A search and rescue horse is a horse trained and used to perform mounted search and rescue. Mounted search and rescue responders can in some terrains move faster on the ground than a human on foot, transport more equipment and be physically less exhausted. Many counties have special deputized, usually volunteer, mounted search and rescue groups. Some of these groups date from World War II. Horses have two main uses: rapid response and subject transport. In places that are inaccessible to road-based emergency vehicles such as wilderness areas, large parks or other undeveloped areas these mounted search and rescue members and their horses go through extensive training that typically takes at least one year. The riders are trained in : search management, wilderness survival skills, map and compass skills, lost person behavior, use of resources, tracking skills, CPR, and first aid to name a few. The horses are trained to accept such things as: vehicle traffic, helicopters, crowds, umbrellas, flashlights, bridges, dogs, whistles, sirens, flashing lights, and public-address systems or bullhorns. The horses must also be obedient and free of vices like: kicking and biting, able to stand ties for extended periods of time, safely carry necessary equipment, and accept overnight confinement in the field like on a picket line or tether. The horses are periodically tested for fitness. A search and rescue horse can be trained to search for lost persons using its keen senses of hearing, scenting, and vision. Horses can be trained to follow scents-anything from people to narcotics. Riders generally take more training than the horses. They have known all their lives how to follow scents. Teaching people how to read the signs and allow the horse to follow the scent is the hard part.

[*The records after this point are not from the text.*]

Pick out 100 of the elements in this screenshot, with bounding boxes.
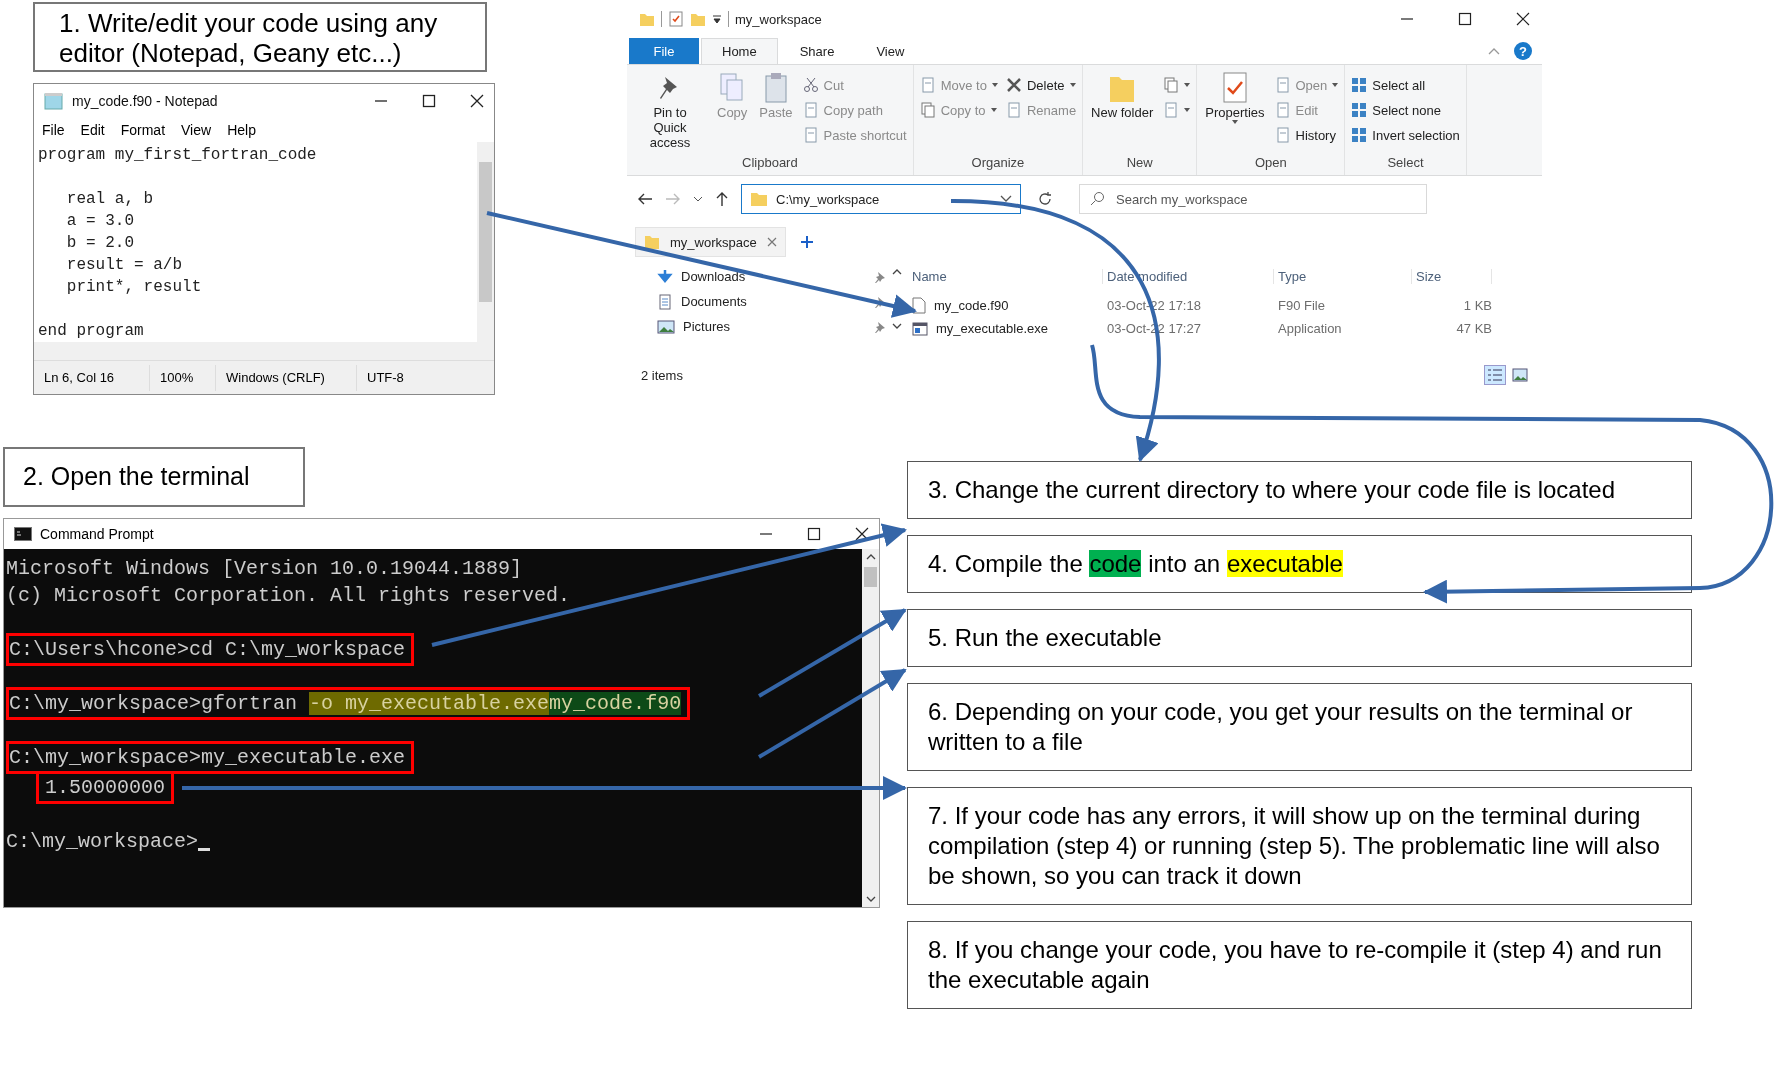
help-button[interactable]: ? bbox=[1514, 42, 1532, 60]
scrollbar[interactable] bbox=[862, 549, 879, 907]
close-icon[interactable] bbox=[1516, 12, 1530, 26]
collapse-icon[interactable] bbox=[1488, 47, 1500, 55]
status-text: UTF-8 bbox=[366, 368, 405, 387]
documents-icon bbox=[1163, 77, 1180, 93]
step-text: 4. Compile the code into an executable bbox=[928, 550, 1343, 577]
menu-item[interactable]: Format bbox=[120, 122, 166, 138]
nav-item[interactable]: Pictures bbox=[657, 314, 886, 339]
document-icon bbox=[802, 102, 819, 118]
menu-item[interactable]: File bbox=[42, 122, 65, 138]
step-caption: 1. Write/edit your code using any editor (Notepad, Geany etc...) bbox=[33, 2, 487, 72]
file-name[interactable]: my_code.f90 bbox=[908, 297, 1103, 314]
column-header[interactable]: Date modified bbox=[1103, 268, 1274, 284]
chevron-down-icon[interactable] bbox=[865, 895, 876, 903]
document-icon bbox=[1005, 102, 1022, 118]
grid-icon bbox=[1351, 77, 1368, 93]
chevron-down-icon[interactable] bbox=[892, 322, 902, 330]
nav-item[interactable]: Downloads bbox=[657, 264, 886, 289]
details-view-icon[interactable] bbox=[1484, 365, 1506, 385]
ribbon-button[interactable]: Pin to Quick access bbox=[631, 69, 709, 155]
picture-icon bbox=[657, 319, 675, 334]
file-name[interactable]: my_executable.exe bbox=[908, 321, 1103, 336]
group-label: Open bbox=[1253, 155, 1288, 172]
address-bar[interactable]: C:\my_workspace bbox=[741, 184, 1021, 214]
file-tab[interactable]: File bbox=[629, 38, 699, 64]
chevron-up-icon[interactable] bbox=[892, 268, 902, 276]
type-cell-text: F90 File bbox=[1277, 298, 1326, 313]
chevron-up-icon[interactable] bbox=[865, 553, 876, 561]
folder-icon bbox=[644, 234, 660, 250]
notepad-icon bbox=[44, 92, 64, 110]
pin-icon[interactable] bbox=[874, 270, 886, 283]
download-arrow-icon bbox=[657, 268, 673, 285]
group-label: Organize bbox=[970, 155, 1026, 172]
window-title: my_code.f90 - Notepad bbox=[72, 93, 218, 109]
search-field[interactable]: Search my_workspace bbox=[1079, 184, 1427, 214]
x-icon bbox=[1005, 77, 1022, 93]
ribbon-button[interactable]: History bbox=[1272, 125, 1341, 145]
step-text: 6. Depending on your code, you get your results on the terminal or written to a file bbox=[928, 698, 1633, 755]
terminal-icon bbox=[14, 527, 32, 541]
ribbon-button[interactable]: Invert selection bbox=[1349, 125, 1462, 145]
close-icon[interactable] bbox=[470, 94, 484, 108]
terminal-line: (c) Microsoft Corporation. All rights reserved. bbox=[6, 583, 571, 609]
ribbon-button[interactable]: New folder bbox=[1087, 69, 1158, 155]
back-arrow-icon[interactable] bbox=[637, 192, 653, 206]
ribbon-button[interactable]: Delete bbox=[1003, 75, 1079, 95]
ribbon-tab[interactable]: Home bbox=[701, 38, 778, 64]
application-icon bbox=[912, 321, 928, 336]
document-icon bbox=[657, 293, 673, 310]
maximize-icon[interactable] bbox=[1458, 12, 1472, 26]
step-caption: 2. Open the terminal bbox=[3, 447, 305, 507]
pin-icon[interactable] bbox=[874, 295, 886, 308]
scrollbar-thumb[interactable] bbox=[864, 567, 877, 587]
plus-icon[interactable] bbox=[799, 235, 814, 249]
caret-icon[interactable] bbox=[712, 14, 722, 24]
ribbon-button[interactable]: Properties bbox=[1201, 69, 1269, 155]
picture-icon[interactable] bbox=[1512, 368, 1528, 382]
document-icon bbox=[1163, 102, 1180, 118]
caret-icon[interactable] bbox=[693, 195, 703, 203]
maximize-icon[interactable] bbox=[422, 94, 436, 108]
folder-tab[interactable]: my_workspace bbox=[635, 227, 786, 257]
scissors-icon bbox=[802, 77, 819, 93]
size-cell-text: 1 KB bbox=[1462, 298, 1492, 313]
refresh-icon[interactable] bbox=[1037, 191, 1053, 207]
scrollbar[interactable] bbox=[477, 142, 494, 342]
menu-item[interactable]: View bbox=[181, 122, 212, 138]
checklist-icon[interactable] bbox=[668, 11, 684, 27]
terminal-line: C:\my_workspace> bbox=[6, 828, 211, 855]
document-icon bbox=[912, 297, 926, 314]
column-header[interactable]: Size bbox=[1412, 268, 1492, 284]
step-text: 7. If your code has any errors, it will show up on the terminal during compilation (step 4) or running (step 5). The problematic line will also be shown, so you can track it down bbox=[928, 802, 1660, 889]
column-header[interactable]: Type bbox=[1274, 268, 1412, 284]
pin-icon[interactable] bbox=[874, 320, 886, 333]
close-icon[interactable] bbox=[855, 527, 869, 541]
status-text: 2 items bbox=[641, 367, 683, 383]
document-icon bbox=[1274, 77, 1291, 93]
document-icon bbox=[1274, 102, 1291, 118]
grid-icon bbox=[1351, 127, 1368, 143]
ribbon-tab[interactable]: Share bbox=[779, 38, 855, 64]
window-title: Command Prompt bbox=[40, 526, 154, 542]
nav-item[interactable]: Documents bbox=[657, 289, 886, 314]
group-label: Select bbox=[1386, 155, 1425, 172]
menu-item[interactable]: Edit bbox=[80, 122, 105, 138]
ribbon-tab[interactable]: View bbox=[856, 38, 925, 64]
status-text: Ln 6, Col 16 bbox=[34, 364, 150, 391]
ribbon-button[interactable]: Select none bbox=[1349, 100, 1462, 120]
step-text: 3. Change the current directory to where your code file is located bbox=[928, 476, 1616, 503]
up-arrow-icon[interactable] bbox=[715, 191, 729, 207]
step-text: 5. Run the executable bbox=[928, 624, 1162, 651]
menu-item[interactable]: Help bbox=[227, 122, 256, 138]
folder-icon bbox=[750, 191, 768, 207]
document-icon bbox=[802, 127, 819, 143]
maximize-icon[interactable] bbox=[807, 527, 821, 541]
terminal-line: Microsoft Windows [Version 10.0.19044.1889] bbox=[6, 556, 523, 582]
document-icon bbox=[1274, 127, 1291, 143]
column-header[interactable]: Name bbox=[908, 268, 1103, 284]
status-text: Windows (CRLF) bbox=[216, 364, 357, 391]
ribbon-button[interactable]: Select all bbox=[1349, 75, 1462, 95]
code-text: program my_first_fortran_code real a, b a = 3.0 b = 2.0 result = a/b print*, result end program bbox=[37, 145, 318, 342]
grid-icon bbox=[1351, 102, 1368, 118]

Using horses for their scent-detecting ability is nothing new; Native Americans had long known about their ability and used horses to find buffalo herds. The ground scent is what bloodhounds follow, but air scent is the horse’s forte. The key is to recognize the signs when a horse is searching for a smell, has detected a scent and is following it, and the signals given if the horse loses it. Typically, the horse can detect a scent between 100 and 200 feet. This range is more adequate to find anyone lying in long grass, scrubland, or off to the side of a trail. What horses are following is a general human scent, not the scent of a particular person. If the horse finds the wrong person such as another searcher, you simply reward the horse and move on as you would with an air-scenting canine. The horse thinks it’s the best game in the world. It is believed that air-scenting horses will gain greater acceptance in search and rescue circles over the coming years and become another tool for search teams since they can cover long distances, often through quite difficult terrain.

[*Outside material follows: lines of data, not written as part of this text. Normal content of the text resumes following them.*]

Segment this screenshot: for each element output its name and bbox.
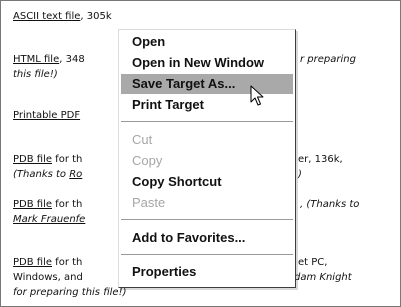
menu-item-open[interactable]: Open — [121, 32, 293, 52]
pdb2-credit-link[interactable]: Mark Frauenfe — [13, 214, 85, 225]
pdb-entry-1: PDB file for th — [13, 152, 82, 167]
pdb2-credit-text: , (Thanks to — [300, 199, 360, 210]
html-credit-line2: this file!) — [13, 69, 58, 80]
html-credit-text: r preparing — [300, 54, 356, 65]
menu-item-print-target[interactable]: Print Target — [121, 95, 293, 115]
pdb3-line2-start: Windows, and — [13, 272, 83, 283]
pdb1-credit-line2: (Thanks to Ro — [13, 167, 82, 182]
pdb-entry-2: PDB file for th — [13, 197, 82, 212]
menu-item-paste: Paste — [132, 195, 166, 210]
html-size-text: , 348 — [59, 54, 85, 65]
pdb2-credit-line2: Mark Frauenfe — [13, 212, 85, 227]
pdb3-credit-line3: for preparing this file!) — [13, 287, 127, 298]
arrow-pointer-icon — [250, 85, 264, 106]
html-file-link[interactable]: HTML file — [13, 54, 59, 65]
ascii-text-file-link[interactable]: ASCII text file — [13, 11, 80, 22]
pdb3-platform-text: et PC, — [298, 257, 328, 268]
ascii-entry: ASCII text file, 305k — [13, 9, 112, 24]
menu-item-open-new-window[interactable]: Open in New Window — [121, 53, 293, 73]
menu-separator-2 — [121, 219, 293, 221]
pdb1-thanks-text: (Thanks to — [13, 169, 70, 180]
printable-pdf-link[interactable]: Printable PDF — [13, 110, 80, 121]
html-entry: HTML file, 348 — [13, 52, 85, 67]
menu-separator-1 — [121, 121, 293, 123]
menu-separator-3 — [121, 254, 293, 256]
pdb-file-link-3[interactable]: PDB file — [13, 257, 52, 268]
menu-item-copy-shortcut[interactable]: Copy Shortcut — [121, 172, 293, 192]
pdb3-desc-text: for th — [52, 257, 83, 268]
menu-item-properties[interactable]: Properties — [121, 262, 293, 282]
browser-content-frame: ASCII text file, 305k HTML file, 348 r p… — [0, 0, 401, 307]
pdb-file-link-1[interactable]: PDB file — [13, 154, 52, 165]
menu-item-copy: Copy — [132, 153, 163, 168]
context-menu: Open Open in New Window Save Target As..… — [118, 29, 296, 288]
pdb1-desc-text: for th — [52, 154, 83, 165]
menu-item-cut: Cut — [132, 132, 153, 147]
menu-item-save-target-as[interactable]: Save Target As... — [121, 74, 293, 94]
pdb2-desc-text: for th — [52, 199, 83, 210]
pdb1-size-text: er, 136k, — [298, 154, 343, 165]
pdb3-credit-text: dam Knight — [294, 272, 352, 283]
menu-item-add-to-favorites[interactable]: Add to Favorites... — [121, 228, 293, 248]
pdb1-credit-end: ) — [298, 169, 302, 180]
ascii-size-text: , 305k — [80, 11, 112, 22]
printable-entry: Printable PDF — [13, 108, 80, 123]
pdb-entry-3: PDB file for th — [13, 255, 82, 270]
pdb1-credit-link[interactable]: Ro — [69, 169, 82, 180]
pdb-file-link-2[interactable]: PDB file — [13, 199, 52, 210]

Thank you for your time and attention. I hope you have learned something new about horses today.

3 Responses to Horses To The Rescue

  • NLinder says:

    Wow!! I can’t believe a 5th grader wrote this!! Great job Caitlin!! I am super impressed!

  • lwilliams says:

    Outstanding!!! She is a better writer than a lot of college students that i’ve known.

  • sdelyra says:

    This is a great job. Did anyone from our unit help Caitlin? It seems that we should stay in touch with her and her parents – there is a pony in here somewhere.